Methodology and Experiment Design
The authors conducted experiments utilizing 10 topics from the TREC 2019 Deep Learning passage track collection, ensuring a diverse range of domains and relevance levels. Each LLM's relevance judgment was tested under various criteria: different document relevance scores, batch lengths, and the type of LLM used. The experiment setup included creating high threshold (HT) and low threshold (LT) prologues, and subsequently measuring the relevance assessment of identical epilogue documents by the LLMs. This careful design isolated the threshold priming effect by comparing the scores assigned to epilogue documents under HT and LT conditions.
Key Findings
The empirical results demonstrated that LLMs are indeed susceptible to threshold priming:
- Influence of Prologue Length: When both the prologue and epilogue lengths were short (PL = 4, EL = 4), all tested models exhibited significant threshold priming. Specifically, earlier higher relevance scores in the prologue led to lower relevance assessments in subsequent documents.
- Model-specific Observations: GPT-3.5 and GPT-4 showed pronounced threshold priming effects across most conditions. In contrast, LLaMa2-70B exhibited threshold priming primarily in configurations with shorter prologue lengths but exhibited an inversion of this effect under longer prologue lengths (PL = 8).
- Topic Sensitivity: The extent of threshold priming varied across different topics, indicating that certain queries are more prone to biased judgment by LLMs. Particularly, topics with less significant differences between LT and HT conditions hinted at other cognitive biases, such as the anchoring effect, influencing the models’ judgments.

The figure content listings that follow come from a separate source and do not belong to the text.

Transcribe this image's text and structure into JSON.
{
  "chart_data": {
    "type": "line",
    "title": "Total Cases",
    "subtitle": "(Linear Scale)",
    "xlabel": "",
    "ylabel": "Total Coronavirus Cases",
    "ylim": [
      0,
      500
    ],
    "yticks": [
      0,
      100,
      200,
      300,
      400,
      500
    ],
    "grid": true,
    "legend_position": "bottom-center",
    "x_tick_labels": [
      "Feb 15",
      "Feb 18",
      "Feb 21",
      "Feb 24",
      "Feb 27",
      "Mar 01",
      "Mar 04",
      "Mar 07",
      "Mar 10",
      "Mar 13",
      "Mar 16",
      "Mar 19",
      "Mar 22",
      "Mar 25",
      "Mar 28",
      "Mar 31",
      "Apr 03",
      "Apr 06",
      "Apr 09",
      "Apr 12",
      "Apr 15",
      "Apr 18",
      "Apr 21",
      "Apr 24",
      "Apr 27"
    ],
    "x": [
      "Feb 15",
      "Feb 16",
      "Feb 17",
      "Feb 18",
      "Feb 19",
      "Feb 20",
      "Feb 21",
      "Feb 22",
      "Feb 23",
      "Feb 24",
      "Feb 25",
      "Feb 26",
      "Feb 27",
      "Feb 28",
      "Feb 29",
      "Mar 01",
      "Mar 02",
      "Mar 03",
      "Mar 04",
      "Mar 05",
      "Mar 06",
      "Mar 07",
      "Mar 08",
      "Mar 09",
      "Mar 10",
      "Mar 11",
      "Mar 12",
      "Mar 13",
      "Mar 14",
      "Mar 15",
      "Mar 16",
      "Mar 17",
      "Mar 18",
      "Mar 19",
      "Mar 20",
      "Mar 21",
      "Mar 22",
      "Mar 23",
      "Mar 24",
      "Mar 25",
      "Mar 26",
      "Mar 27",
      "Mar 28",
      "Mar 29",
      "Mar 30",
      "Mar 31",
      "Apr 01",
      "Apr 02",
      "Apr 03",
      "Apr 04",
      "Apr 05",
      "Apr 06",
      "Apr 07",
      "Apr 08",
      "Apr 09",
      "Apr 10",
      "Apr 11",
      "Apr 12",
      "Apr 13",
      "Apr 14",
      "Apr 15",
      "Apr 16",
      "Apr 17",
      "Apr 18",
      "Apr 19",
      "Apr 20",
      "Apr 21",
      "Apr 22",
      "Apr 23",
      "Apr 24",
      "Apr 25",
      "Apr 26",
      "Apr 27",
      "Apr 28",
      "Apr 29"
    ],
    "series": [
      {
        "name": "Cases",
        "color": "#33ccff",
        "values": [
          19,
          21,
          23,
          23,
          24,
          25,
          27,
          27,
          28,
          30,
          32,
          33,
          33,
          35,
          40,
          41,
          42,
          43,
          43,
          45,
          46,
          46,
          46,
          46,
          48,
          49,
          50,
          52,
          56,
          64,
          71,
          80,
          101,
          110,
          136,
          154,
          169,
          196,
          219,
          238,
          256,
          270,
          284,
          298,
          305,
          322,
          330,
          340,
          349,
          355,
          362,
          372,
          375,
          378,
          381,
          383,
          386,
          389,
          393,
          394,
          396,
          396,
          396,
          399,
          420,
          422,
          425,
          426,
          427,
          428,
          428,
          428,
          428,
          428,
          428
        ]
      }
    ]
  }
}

Implications and Future Directions
The implications of these findings are both practical and theoretical. Firstly, they highlight that despite advanced capabilities, LLMs are not immune to cognitive biases. The awareness of such biases mandates that IR system designers and evaluators incorporate countermeasures against biases during algorithm training and evaluation. Additionally, these biases in AI could compound when these models interact with human users, potentially leading to an amplification of errors and misjudgments.
Theoretically, this paper underscores the necessity for a deeper investigation into the "bounded rationality" of LLMs. Borrowing from economic and cognitive theory, the AI research community needs to draw parallels with human cognitive limitations to better understand and mitigate these biases in machine learning models. Future research should focus on:
- Broader Dataset Evaluation: Testing a wider range of topics and scenarios to confirm the generalizability of these findings.
- Prompt Engineering: Exploring prompt modifications and structured queries to minimize the impact of cognitive biases.
- Bias Mitigation Techniques: Developing and integrating anti-bias protocols in training regimes of LLMs.
- Interdisciplinary Approaches: Leveraging psychological and behavioral insights to inform AI development, ensuring better aligned AI-augmented decision systems.
Conclusion
This exploratory paper initiates a crucial dialogue on the presence of human-like cognitive biases in LLMs, specifically within the context of threshold priming. As LLMs increasingly influence decision-making processes, understanding and addressing such biases become imperative. By revealing these biases, the research paves the way for developing more robust, unbiased AI systems that can fairly and effectively augment human judgments in diverse applications.